2 Le reazioni a carico della cute e delle mucose possono talvolta verificarsi anche dopo la somministrazione della prima dose del medicinale.
* In casi estremamente rari, in pazienti che assumevano chinoloni e fluorochinoloni, indipendentemente dai fattori di rischio presenti, sono state riportate reazioni avverse gravi, prolungate (per mesi o anni), invalidanti e potenzialmente irreversibili, che interessano diversi sistemi corporei e organi di senso, singolarmente o più sistemi contemporaneamente (incluse reazioni come tendinite, rottura dei tendini, artralgia, dolore agli arti, disturbi della deambulazione, neuropatie associate a parestesia, depressione, affaticamento, disturbi della memoria, disturbi del sonno, nonché alterazioni dell’udito, della vista, del gusto e dell’olfatto) (vedere il paragrafo «Informazioni importanti sull’uso del medicinale»).

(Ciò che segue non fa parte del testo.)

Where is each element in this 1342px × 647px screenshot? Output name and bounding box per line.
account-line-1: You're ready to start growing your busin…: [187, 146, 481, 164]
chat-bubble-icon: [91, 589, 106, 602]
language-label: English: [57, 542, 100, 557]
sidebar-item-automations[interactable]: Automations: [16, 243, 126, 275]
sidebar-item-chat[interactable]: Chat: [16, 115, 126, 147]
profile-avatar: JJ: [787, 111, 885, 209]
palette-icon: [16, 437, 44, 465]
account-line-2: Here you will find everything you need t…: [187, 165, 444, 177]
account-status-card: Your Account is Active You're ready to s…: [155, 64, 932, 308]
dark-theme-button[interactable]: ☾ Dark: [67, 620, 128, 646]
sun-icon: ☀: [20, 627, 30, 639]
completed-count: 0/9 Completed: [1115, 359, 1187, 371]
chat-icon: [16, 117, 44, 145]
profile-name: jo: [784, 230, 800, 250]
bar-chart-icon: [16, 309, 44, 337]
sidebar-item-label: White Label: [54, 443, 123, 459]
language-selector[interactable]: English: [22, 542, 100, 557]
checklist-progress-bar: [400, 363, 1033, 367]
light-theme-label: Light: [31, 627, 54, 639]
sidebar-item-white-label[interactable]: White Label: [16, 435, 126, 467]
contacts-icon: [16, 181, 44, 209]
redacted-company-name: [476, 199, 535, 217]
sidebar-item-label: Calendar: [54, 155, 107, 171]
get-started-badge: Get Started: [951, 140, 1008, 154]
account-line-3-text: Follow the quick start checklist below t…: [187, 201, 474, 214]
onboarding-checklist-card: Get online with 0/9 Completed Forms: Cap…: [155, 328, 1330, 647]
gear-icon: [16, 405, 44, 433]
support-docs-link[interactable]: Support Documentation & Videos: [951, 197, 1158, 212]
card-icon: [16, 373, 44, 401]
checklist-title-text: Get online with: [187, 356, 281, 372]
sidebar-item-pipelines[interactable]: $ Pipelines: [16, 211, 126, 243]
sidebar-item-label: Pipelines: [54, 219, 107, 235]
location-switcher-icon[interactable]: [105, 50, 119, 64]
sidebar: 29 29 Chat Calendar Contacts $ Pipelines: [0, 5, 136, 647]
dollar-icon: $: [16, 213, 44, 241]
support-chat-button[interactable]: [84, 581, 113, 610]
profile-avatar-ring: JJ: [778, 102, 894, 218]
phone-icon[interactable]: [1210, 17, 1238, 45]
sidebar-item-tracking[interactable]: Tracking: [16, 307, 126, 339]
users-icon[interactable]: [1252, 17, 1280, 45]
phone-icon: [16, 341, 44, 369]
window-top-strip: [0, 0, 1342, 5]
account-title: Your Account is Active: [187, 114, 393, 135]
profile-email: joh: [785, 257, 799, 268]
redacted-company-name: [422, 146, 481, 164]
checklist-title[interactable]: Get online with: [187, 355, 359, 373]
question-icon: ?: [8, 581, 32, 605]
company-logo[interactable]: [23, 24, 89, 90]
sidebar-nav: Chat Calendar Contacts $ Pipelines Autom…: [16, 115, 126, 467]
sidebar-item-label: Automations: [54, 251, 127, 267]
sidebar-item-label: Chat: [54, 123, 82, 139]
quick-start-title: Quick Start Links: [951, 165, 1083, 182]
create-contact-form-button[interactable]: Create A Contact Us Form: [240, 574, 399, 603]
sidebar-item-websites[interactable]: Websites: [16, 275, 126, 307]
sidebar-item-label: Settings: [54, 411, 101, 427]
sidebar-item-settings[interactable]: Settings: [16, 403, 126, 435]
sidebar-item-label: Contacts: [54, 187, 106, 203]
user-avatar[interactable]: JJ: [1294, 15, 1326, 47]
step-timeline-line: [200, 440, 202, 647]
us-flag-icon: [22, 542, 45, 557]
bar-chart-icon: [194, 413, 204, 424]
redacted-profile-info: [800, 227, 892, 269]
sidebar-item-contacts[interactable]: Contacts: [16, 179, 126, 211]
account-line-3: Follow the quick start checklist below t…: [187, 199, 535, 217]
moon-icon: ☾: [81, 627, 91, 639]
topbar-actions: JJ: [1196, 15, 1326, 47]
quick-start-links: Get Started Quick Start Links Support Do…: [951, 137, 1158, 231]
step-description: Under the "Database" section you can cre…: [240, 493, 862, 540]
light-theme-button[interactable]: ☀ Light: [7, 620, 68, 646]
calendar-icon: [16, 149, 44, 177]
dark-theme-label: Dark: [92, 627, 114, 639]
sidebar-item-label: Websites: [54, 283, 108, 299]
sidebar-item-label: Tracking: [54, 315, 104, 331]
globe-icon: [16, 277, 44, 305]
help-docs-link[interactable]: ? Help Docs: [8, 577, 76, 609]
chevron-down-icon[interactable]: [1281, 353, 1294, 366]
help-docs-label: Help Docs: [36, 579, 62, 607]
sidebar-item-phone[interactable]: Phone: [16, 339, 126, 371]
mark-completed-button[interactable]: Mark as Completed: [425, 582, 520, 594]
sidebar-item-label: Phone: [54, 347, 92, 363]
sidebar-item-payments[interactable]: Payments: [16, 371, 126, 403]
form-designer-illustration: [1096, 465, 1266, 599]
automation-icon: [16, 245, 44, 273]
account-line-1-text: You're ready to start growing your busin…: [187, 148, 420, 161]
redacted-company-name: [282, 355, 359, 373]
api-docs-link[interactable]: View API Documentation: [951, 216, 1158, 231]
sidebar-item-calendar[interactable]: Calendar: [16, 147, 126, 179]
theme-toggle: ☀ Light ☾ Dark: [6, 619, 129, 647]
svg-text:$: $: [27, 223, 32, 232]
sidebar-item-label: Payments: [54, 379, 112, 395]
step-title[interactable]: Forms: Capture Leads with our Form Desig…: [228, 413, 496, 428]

** In pazienti trattati con fluorochinoloni sono stati osservati casi di aneurisma e dissecazione dell’aorta, talvolta complicati da rottura (inclusi casi fatali), nonché rigurgito/insufficienza di una qualsiasi delle valvole cardiache (vedere il paragrafo «Informazioni importanti sull’uso del medicinale»).
Tra gli altri effetti indesiderati associati all’uso di fluorochinoloni:
- crisi da porfiria in pazienti con porfiria nota;
- ansia, pensieri suicidi, attacchi di panico, nevralgia e disturbi di concentrazione, che possono rappresentare manifestazioni di reazioni avverse prolungate e invalidanti indotte da fluorochinoloni.
Segnalazione delle reazioni avverse sospette
La segnalazione delle reazioni avverse sospette dopo l’autorizzazione del medicinale è importante. Permette di continuare a monitorare il rapporto beneficio/rischio del medicinale. I professionisti sanitari devono segnalare qualsiasi reazione avversa sospetta attraverso il sistema nazionale di segnalazione.
Durata della validità.
2 anni.
Condizioni di conservazione.
Conservare nella confezione originale a una temperatura non superiore a 25 °C. Conservare fuori dalla portata dei bambini. Il medicinale non utilizzato o i residui devono essere eliminati.
Incompatibilità.
Il levofloxacino non deve essere miscelato con eparina o soluzioni con reazione alcalina (ad esempio soluzione di sodio bicarbonato) né con altri medicinali, eccetto quelli indicati nel paragrafo «Modalità di somministrazione e posologia».
Miscelazione con altre soluzioni per infusione
Il levofloxacino è compatibile con le seguenti soluzioni per infusione:
- soluzione fisiologica allo 0,9 % di cloruro di sodio;
- soluzione glucosata al 5 %;
- soluzione di destrosio al 2,5 % nella soluzione di Ringer;
- soluzioni multicomponenti per nutrizione parenterale (aminoacidi, carboidrati, elettroliti).
Confezione. 100 ml di medicinale in contenitori. 1 contenitore in pellicola all’interno di una scatola.
Categoria di vendita. Medicinale soggetto a prescrizione medica.
Produttore.
Eurolife Healthcare Pvt. Ltd.
Indirizzo del produttore e sede operativa.
Hoshra n. 520, Bhagwanpur, Roorkee, Haridwar, India.
Richiedente. AAR PHARMA FZ-LLC, Emirati Arabi Uniti / AAR PHARMA FZ-LLC, United Arab Emirates.
Indirizzo del richiedente e/o del rappresentante del richiedente.
Premises 702, 7th Floor, Building: DSC Tower, Post Box – 478837, Dubai, United Arab Emirates.